Le train est arrivé, avec un peu de retard, et je suis montée à bord ; c’était un vieux train avec du beau mobilier, des portes en bois ciré, du moins, c’est ainsi qu’il apparaît dans mes souvenirs. Les sièges étaient plutôt raides mais c’était une journée de fête, alors point de complainte ! Dès que la locomotive s’est mise en marche, j’ai eu le nez collé à la vitre pour observer les paysages de l’Irpinia. Si je commençais à prendre l’habitude de voir ses collines et ses villages depuis les axes routiers, je les découvrais désormais sous un tout nouvel angle, depuis la voie de chemin de fer qui coupe les champs et offre des points de vue différents, comme sur le village de Cairano ou le lac de Conza en photo ci-après.

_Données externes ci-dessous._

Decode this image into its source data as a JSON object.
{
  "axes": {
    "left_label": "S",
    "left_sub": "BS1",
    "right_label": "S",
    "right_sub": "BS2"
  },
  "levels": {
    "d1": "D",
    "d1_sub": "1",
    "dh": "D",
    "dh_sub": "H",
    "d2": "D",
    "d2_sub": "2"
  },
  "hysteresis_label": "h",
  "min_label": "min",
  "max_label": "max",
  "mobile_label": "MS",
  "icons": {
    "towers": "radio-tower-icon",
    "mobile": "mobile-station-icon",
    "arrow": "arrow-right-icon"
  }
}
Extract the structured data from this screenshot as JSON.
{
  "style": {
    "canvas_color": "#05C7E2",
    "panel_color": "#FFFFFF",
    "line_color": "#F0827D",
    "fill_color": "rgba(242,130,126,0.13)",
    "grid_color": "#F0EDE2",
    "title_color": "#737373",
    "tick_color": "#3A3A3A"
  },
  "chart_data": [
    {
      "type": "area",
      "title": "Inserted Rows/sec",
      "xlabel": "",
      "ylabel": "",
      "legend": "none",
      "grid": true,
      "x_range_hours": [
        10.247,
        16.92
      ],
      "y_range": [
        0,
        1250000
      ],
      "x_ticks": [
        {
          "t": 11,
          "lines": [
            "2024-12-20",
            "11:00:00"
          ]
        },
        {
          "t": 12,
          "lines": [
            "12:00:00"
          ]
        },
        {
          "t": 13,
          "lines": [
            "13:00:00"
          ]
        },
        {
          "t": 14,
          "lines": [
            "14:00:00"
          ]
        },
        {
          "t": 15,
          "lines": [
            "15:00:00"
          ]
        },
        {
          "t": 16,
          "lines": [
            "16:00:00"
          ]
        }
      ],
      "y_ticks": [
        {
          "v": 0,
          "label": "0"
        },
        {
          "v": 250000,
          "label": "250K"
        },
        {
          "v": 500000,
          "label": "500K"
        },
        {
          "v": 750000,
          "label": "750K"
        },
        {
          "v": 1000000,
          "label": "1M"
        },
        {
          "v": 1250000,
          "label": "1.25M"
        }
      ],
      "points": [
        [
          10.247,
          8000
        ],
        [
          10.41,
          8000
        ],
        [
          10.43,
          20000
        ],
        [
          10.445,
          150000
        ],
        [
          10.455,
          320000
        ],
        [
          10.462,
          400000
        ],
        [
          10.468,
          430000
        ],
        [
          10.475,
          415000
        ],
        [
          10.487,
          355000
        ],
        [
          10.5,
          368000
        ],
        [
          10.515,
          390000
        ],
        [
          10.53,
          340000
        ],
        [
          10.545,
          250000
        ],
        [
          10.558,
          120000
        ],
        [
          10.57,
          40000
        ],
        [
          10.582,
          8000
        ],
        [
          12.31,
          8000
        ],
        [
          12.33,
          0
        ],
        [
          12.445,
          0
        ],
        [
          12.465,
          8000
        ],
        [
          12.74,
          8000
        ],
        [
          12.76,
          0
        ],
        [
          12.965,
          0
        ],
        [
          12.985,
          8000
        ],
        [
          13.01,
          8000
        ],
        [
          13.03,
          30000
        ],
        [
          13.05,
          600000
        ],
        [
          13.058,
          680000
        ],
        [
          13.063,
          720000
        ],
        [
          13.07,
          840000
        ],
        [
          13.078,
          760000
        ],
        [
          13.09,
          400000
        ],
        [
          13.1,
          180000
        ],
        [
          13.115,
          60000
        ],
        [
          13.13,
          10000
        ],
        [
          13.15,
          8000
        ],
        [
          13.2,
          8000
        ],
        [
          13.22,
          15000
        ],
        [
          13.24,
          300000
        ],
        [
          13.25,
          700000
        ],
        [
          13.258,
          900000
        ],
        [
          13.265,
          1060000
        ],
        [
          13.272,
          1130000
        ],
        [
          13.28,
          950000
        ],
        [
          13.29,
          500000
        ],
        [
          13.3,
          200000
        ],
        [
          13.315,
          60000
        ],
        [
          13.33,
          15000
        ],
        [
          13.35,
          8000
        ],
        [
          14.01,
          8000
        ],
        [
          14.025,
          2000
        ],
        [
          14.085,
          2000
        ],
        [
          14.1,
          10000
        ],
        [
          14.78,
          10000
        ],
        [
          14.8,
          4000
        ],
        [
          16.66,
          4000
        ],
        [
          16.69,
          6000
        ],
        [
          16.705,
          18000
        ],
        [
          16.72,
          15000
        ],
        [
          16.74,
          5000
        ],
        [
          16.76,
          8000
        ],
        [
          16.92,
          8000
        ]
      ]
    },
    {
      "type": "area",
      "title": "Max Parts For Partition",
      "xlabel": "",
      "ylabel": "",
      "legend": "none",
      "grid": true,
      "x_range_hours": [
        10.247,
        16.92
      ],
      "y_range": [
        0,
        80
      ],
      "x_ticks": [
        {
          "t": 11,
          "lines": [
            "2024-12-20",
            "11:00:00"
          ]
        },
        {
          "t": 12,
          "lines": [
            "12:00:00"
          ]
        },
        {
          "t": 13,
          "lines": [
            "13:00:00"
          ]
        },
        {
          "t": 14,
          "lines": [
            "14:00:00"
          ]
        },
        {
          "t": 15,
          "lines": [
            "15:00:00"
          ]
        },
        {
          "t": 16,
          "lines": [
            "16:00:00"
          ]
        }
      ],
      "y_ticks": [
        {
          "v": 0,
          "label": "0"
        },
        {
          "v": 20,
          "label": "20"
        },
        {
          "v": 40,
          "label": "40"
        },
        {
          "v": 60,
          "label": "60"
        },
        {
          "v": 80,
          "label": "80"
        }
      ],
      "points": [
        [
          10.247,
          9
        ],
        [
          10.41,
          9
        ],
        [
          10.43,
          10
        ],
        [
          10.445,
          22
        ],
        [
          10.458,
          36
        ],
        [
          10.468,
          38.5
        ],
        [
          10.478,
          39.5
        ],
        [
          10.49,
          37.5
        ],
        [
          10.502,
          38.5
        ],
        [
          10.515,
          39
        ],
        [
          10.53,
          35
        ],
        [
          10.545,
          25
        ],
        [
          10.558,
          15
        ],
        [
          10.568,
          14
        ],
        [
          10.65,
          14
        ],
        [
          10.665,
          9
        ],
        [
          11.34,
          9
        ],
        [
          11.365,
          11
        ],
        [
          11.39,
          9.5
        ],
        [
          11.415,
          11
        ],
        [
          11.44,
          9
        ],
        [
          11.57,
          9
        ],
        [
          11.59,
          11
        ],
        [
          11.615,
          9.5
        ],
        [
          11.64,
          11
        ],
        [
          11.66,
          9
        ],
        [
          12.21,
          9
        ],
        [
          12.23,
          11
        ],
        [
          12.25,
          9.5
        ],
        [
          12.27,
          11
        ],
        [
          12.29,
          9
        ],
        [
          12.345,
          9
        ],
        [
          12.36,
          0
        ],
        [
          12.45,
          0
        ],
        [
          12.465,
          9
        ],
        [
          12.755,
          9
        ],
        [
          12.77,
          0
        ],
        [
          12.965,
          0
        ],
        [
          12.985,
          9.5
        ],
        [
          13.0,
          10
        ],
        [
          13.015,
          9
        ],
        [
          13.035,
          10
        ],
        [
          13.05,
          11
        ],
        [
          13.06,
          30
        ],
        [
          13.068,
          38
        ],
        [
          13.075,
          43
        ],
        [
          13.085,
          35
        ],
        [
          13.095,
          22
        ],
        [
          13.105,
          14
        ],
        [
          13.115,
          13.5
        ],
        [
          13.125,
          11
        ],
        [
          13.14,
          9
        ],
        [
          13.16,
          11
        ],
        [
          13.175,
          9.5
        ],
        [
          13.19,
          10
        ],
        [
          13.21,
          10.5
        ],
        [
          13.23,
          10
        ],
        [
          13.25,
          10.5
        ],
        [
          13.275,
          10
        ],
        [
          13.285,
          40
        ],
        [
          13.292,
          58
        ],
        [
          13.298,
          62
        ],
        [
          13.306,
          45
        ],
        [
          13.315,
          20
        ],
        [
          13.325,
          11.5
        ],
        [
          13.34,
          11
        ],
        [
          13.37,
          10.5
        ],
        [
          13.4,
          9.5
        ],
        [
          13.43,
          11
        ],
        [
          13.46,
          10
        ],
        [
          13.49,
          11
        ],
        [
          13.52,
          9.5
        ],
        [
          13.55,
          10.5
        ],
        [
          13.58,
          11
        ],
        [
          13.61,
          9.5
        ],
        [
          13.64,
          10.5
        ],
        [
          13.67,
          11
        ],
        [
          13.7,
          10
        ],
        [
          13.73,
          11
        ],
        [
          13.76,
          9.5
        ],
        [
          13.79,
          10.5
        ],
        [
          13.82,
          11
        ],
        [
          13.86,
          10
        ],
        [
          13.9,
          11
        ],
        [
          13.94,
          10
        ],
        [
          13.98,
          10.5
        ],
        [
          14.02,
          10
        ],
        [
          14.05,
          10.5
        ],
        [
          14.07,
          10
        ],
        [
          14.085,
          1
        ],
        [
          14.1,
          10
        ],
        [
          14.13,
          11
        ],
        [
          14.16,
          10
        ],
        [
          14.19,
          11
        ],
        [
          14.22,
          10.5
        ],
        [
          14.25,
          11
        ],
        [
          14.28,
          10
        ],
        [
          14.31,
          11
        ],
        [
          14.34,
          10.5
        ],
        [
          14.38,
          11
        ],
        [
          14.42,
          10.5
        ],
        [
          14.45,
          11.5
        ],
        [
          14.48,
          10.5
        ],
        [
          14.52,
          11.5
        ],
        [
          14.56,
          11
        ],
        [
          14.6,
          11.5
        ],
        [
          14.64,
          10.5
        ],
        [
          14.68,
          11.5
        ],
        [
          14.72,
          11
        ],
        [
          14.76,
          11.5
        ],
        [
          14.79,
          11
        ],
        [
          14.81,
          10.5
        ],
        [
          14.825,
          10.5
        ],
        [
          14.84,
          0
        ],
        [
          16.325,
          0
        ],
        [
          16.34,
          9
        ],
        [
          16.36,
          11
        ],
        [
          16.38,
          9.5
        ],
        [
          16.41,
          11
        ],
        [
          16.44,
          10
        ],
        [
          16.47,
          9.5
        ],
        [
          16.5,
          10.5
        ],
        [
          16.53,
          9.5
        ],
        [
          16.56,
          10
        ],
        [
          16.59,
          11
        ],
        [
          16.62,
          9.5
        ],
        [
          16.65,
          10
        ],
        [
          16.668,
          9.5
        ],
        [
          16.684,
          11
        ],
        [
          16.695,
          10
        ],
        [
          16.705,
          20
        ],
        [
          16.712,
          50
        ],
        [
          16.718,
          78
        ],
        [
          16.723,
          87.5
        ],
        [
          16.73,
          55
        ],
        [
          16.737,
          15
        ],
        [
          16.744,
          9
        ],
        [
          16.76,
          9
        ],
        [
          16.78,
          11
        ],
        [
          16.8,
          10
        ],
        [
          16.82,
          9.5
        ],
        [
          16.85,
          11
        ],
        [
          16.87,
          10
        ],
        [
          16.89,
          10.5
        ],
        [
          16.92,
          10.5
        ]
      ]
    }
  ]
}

Plus le chemin avançait, plus nous nous rapprochions du terminus, plus le train se chargeait de voyageurs. Des familles, des vieux, des jeunes. A Calitri, nous n’étions que quelques curieux à bord et sur les quais, mais c’était à présent un autre histoire ! On riait, on s’interpellait. Une fanfare composée principalement d’adolescents est passée dans les wagons, en se frayant difficilement un chemin avec leurs cuivres ! A chaque gare, le train s’arrêtait une dizaine de minutes. La foule se pressait sur chaque quai pour entendre siffler le train, pour admirer les beaux wagons, pour capturer quelques clichés. D’autres fanfares, des compagnies de théâtre ou des groupes de danse étaient au rendez-vous. Nous, les voyageurs, nous passions notre tête par les fenêtres semi-ouvertes du train pour admirer l’animation. Nous faisions nous-aussi un peu partie du spectacle !

Le terminus, c’était la petite ville de Montella. Ici encore, la foule sur le quai, la musique, les flashs des téléphones et quelques politiques prêts à faire un discours. Je regardais ce joyeux spectacle par les vitres en attendant de descendre ; émerveillée d’un tel engouement de la population et heureuse de partager avec elle ce moment presque « historique ». Ce week-end-là, c’était la Fête de la Châtaigne, un véritable événement local – on y vient parfois même de Naples ou de Salerno, c’est dire !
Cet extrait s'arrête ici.